Four out of ten workers over 35 years have a younger boss. Frankfurt, February 23, 2010 – generation mix in the workplace – increasingly older workers significantly younger managers have. A new CareerBuilder survey found that 43 percent of all workers, the 35 years and older, working for someone who is significantly younger than themselves. Split into age groups, this means that more than half (53 percent) of workers aged up to 45 years old have a head the younger, followed by 69 per cent of workers aged 55 years and over. In this survey, 5,200 employees were interviewed during the period from 5 to November 23, 2009. That age differences within can generate tensions of hierarchies, occupy 16 percent of workers and workers in the age group 25-34 years, where it is difficult to accept instructions from a younger Manager. 13 percent of workers in the age group 35-44 years feel this as well. At the Only 7 percent were 45-54 year olds and just 5 percent for workers 55 years and older problem is to be guided by a younger boss.

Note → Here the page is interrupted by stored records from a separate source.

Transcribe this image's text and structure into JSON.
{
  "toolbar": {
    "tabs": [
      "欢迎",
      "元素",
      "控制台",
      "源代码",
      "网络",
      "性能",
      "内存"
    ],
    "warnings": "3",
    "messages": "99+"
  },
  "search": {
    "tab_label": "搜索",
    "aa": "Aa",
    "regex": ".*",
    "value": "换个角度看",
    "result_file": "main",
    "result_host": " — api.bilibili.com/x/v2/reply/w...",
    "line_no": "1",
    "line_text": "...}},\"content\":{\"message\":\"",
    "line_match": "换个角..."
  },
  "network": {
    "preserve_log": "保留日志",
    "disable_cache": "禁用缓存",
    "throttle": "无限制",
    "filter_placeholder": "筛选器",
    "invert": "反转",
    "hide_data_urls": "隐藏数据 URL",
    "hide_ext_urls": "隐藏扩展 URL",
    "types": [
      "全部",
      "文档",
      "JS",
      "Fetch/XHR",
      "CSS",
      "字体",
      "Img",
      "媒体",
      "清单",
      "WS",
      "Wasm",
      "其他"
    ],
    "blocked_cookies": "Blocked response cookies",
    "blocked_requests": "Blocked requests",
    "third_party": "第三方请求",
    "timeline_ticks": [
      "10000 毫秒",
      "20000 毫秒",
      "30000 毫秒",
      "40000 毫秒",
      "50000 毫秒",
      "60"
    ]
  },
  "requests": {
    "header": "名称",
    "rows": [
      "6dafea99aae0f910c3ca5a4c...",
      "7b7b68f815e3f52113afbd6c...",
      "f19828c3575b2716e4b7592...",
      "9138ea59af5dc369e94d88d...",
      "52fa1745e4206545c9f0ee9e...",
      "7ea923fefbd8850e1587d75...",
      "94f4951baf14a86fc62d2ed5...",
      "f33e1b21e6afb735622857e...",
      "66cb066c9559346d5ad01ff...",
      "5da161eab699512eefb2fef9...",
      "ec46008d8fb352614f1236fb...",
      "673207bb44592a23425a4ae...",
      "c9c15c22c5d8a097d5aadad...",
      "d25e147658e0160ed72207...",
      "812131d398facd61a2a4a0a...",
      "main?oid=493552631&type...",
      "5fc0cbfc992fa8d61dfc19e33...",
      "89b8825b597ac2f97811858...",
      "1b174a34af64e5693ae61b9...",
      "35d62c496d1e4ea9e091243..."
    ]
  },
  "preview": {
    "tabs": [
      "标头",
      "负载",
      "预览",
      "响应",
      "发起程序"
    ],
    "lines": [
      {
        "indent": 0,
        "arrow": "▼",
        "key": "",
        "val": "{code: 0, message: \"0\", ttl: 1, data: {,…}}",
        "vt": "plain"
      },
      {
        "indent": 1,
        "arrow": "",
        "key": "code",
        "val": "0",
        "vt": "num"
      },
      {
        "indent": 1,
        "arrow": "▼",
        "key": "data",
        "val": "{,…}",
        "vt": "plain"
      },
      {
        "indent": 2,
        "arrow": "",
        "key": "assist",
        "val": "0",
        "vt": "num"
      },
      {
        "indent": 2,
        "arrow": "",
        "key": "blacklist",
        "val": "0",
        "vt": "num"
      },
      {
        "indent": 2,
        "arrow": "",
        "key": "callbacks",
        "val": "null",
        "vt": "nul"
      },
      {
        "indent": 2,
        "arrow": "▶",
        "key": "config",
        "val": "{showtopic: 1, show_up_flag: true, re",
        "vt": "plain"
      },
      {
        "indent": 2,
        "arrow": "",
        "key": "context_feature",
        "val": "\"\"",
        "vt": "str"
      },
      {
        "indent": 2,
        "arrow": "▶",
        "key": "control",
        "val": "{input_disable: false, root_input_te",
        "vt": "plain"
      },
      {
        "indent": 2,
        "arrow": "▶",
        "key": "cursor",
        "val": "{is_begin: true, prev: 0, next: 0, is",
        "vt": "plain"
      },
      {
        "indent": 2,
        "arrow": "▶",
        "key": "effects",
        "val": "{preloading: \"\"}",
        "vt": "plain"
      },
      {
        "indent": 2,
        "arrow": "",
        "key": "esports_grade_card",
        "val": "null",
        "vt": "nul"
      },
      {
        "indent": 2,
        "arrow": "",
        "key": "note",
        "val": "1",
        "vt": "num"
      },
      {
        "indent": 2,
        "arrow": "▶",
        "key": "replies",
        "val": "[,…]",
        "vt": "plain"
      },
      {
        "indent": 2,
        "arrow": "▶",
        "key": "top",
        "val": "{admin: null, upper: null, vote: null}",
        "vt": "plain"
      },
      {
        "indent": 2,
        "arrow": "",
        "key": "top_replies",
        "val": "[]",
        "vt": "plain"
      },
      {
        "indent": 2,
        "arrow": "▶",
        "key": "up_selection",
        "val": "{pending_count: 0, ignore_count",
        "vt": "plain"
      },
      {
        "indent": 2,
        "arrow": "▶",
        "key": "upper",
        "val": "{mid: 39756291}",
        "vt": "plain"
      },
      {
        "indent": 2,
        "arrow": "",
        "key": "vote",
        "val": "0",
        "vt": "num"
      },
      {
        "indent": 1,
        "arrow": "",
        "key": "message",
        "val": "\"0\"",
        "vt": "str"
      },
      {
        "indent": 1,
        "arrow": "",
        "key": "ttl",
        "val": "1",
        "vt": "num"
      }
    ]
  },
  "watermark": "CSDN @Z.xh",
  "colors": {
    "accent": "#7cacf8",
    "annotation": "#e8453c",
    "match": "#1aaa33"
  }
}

The most commonly cited reasons that can make working with younger managers a challenge, were: behaviour towards employees, as if they knew everything better, even if this is not the case. The supervisor position was not developed contrary to the occurrence. The tendency to micromanage. Preference for younger employees. Too little guidance. \”In the wake of the economic slowdown, it is particularly important to work hand in hand to efficiently to advance so the business regardless of their age for employees\”, stressed Rosemary Haefner, Board Member for personnel at CareerBuilder.

\”Problems can arise due to the generation mix in the world of work. Younger and older colleagues should concentrate but superficially on the value that each employee brings, rather than on their differences. Last but not least is to foster the cohesion with each other.\”, CareerBuilders career page for older workers recommends the following to deal with generation-related tensions: set up in the location of the other: the generations started mostly different opinions about a variety of topics in the management style to pop culture.